The filmmakers seem flummoxed by my question. “It’s a documentary,” they offer. “It’s an independent film.” “It’s so low budget.”
None of which prevents a film from having a union crew, I point out. And having a union crew would seem to fit this film’s progressive agenda.
At this point, the rest of the press seems sort of embarrassed by the exchange — it’s so rude!
Attempting to explain my question, I remind the filmmakers that they just finished talking about how people should be aware of their choices. That they are advising consumers to avoid rainforest wood, sweatshop clothing, and chemical additives. To me, that also means watching films that have been produced in an ethical way.
DiCaprio stresses that any profits he gets from the film will go into nonprofit organizations — which is nice, but Hollywood bookkeeping is notorious for ensuring that even very popular films don’t turn a profit.
The producers then explain that it was just them and the editor and Leo in his mother’s garage, and everyone else was a volunteer. They latch on to this: Volunteers! Good! People really cared! Did we mention it was in Leo’s mother’s garage? The press sheet does include a disclaimer that its long list of credits is not contractual.
Kate goes on to make an interesting point:
So what, you may be thinking. It’s a good cause, and DiCaprio seems like a good guy. If people wanted to volunteer to help him out, what’s the harm? Besides, those Hollywood types can afford to skip a paycheck or two.
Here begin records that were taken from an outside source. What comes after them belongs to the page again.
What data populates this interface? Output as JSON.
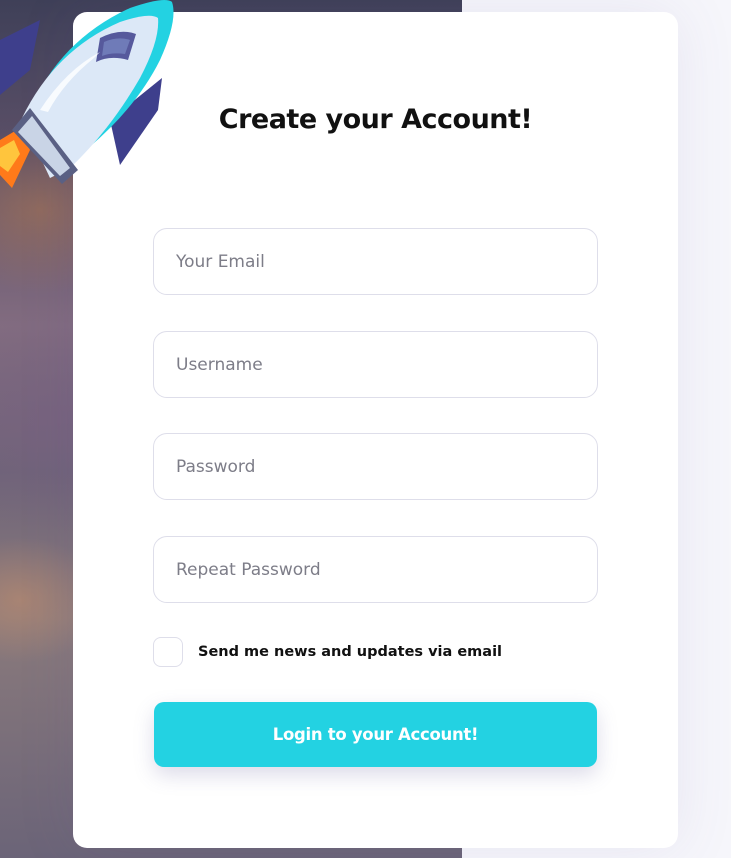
{
  "form": {
    "title": "Create your Account!",
    "email_placeholder": "Your Email",
    "username_placeholder": "Username",
    "password_placeholder": "Password",
    "repeat_password_placeholder": "Repeat Password",
    "newsletter_label": "Send me news and updates via email",
    "newsletter_checked": false,
    "submit_label": "Login to your Account!"
  },
  "colors": {
    "accent": "#23d2e2",
    "rocket_body": "#dce8f7",
    "rocket_fins": "#3e3f8c",
    "flame": "#ff7a1a"
  },
  "icons": {
    "decoration": "rocket-icon"
  }
}
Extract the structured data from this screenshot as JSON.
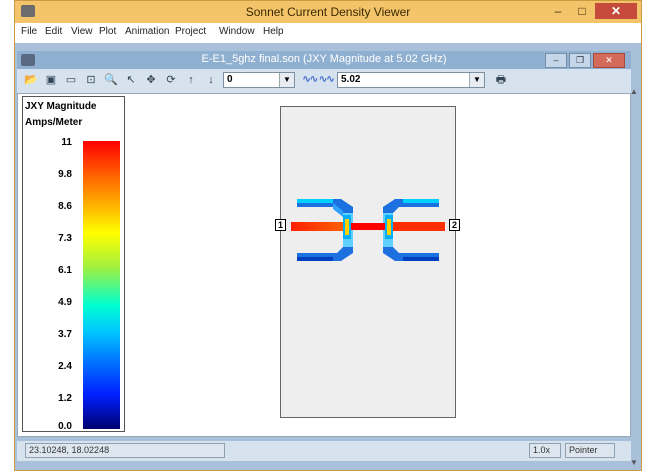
{
  "window": {
    "title": "Sonnet Current Density Viewer",
    "min": "–",
    "max": "□",
    "close": "✕"
  },
  "menu": [
    "File",
    "Edit",
    "View",
    "Plot",
    "Animation",
    "Project",
    "Window",
    "Help"
  ],
  "document": {
    "title": "E-E1_5ghz final.son (JXY Magnitude at 5.02 GHz)"
  },
  "toolbar": {
    "level_value": "0",
    "frequency_value": "5.02",
    "wave_icon_label": "∿∿ ∿∿"
  },
  "legend": {
    "title": "JXY Magnitude",
    "units": "Amps/Meter",
    "ticks": [
      "11",
      "9.8",
      "8.6",
      "7.3",
      "6.1",
      "4.9",
      "3.7",
      "2.4",
      "1.2",
      "0.0"
    ],
    "colors": {
      "max": "#ff0000",
      "min": "#000070"
    }
  },
  "ports": {
    "left": "1",
    "right": "2"
  },
  "status": {
    "coords": "23.10248, 18.02248",
    "zoom": "1.0x",
    "mode": "Pointer"
  }
}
That may be true. But as I see it, it’s impossible to discuss — and attack — climate change without addressing issues of social class and economy. Encouraging conscious consumerism without addressing the underlying class and labor issues is irresponsible — no matter how green the product, how progressive the process. And it is, if you ask me, irresponsible to put out an “environmental” film that doesn’t quite follow the rules.
Rules like this:
* According to Kate McGuire of California’s Department of Industrial Relations, no one may work without pay (volunteer) for any organization other than a registered nonprofit or a state agency. Nor may any volunteer take the place of any paid worker.
* The Directors Guild of America confirms that no DGA member may work without pay on any production, volunteer or not, and that the Guild was not approached by the production company to work out a low- or no-budget contract option. IATSE (the technicians’ union), the Teamsters, the Writers Guild — all have similar provisions, and none was approached by the production.
* The Screen Actors Guild is tough on members who violate the bylaws — some even get expelled. DiCaprio, as a SAG member, worked on this film under a union contract made with Eleventeen Productions, an arm of Tree Media Group, the Conners sisters’ production company. His Pension & Welfare benefits were paid, as well. Other union members may not have been so lucky.